Russia’s government said on Friday it had lifted a ban on the export of diesel fuel delivered to seaports by pipeline, removing a large part of the restrictions imposed last month.
The Kremlin said in a statement that it had “lifted restrictions on the export of diesel fuel delivered to sea ports by pipeline, provided that the producer delivers at least 50% of the diesel fuel produced to the domestic market,” according to a Google translation.
The announcement comes shortly after Russia imposed an indefinite ban on diesel and gasoline exports to most countries, sending shockwaves through global markets. Restrictions on gasoline exports remain in place for now.
Moscow initially implemented the measures on Sept. 21 to help stabilize domestic fuel prices, with Kremlin spokesman Dmitry Peskov saying last month that the restrictions would remain in place “as long as needed to ensure market stability,” according to Reuters.
The ban led to a spike in diesel prices, as Russia is one of the world’s largest suppliers of diesel and a major exporter of crude oil.
As part of Friday’s announcement, the Russian government also said it had imposed a so-called “protective duty” of 50,000 rubles ($495.6) per ton on resellers of petroleum products. The duty is intended to prevent possible “gray exports” – companies operating through unauthorized channels.
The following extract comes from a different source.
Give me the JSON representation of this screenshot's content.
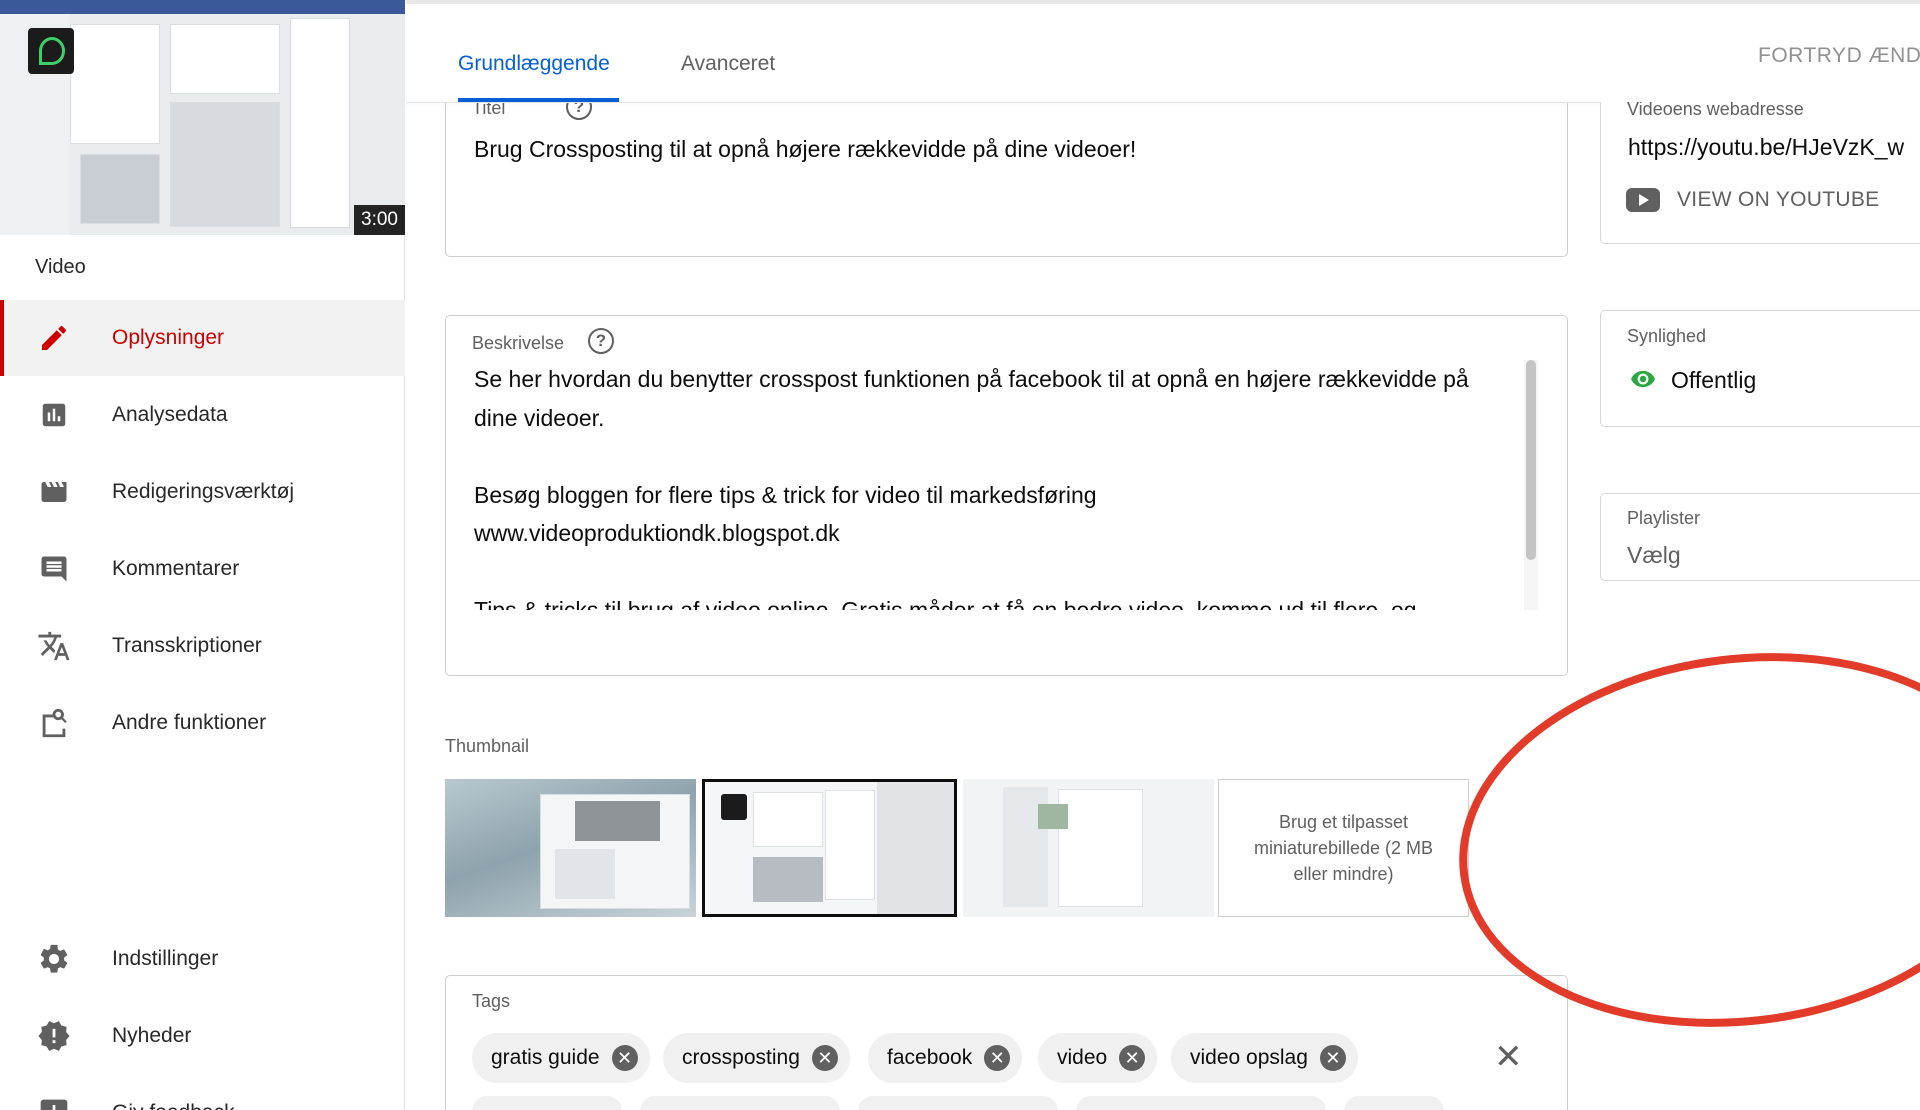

“In this way, the government is suppressing attempts by resellers to buy fuel in advance for subsequent export after the current restrictions are lifted. This also prevents them from exporting class fuel under the guise of other products,” the Kremlin added.
Diesel prices in Europe fell on the news. The ICE gasoil contract in London, a proxy for diesel prices, traded 2.2% lower at $849.75 a ton in morning trading.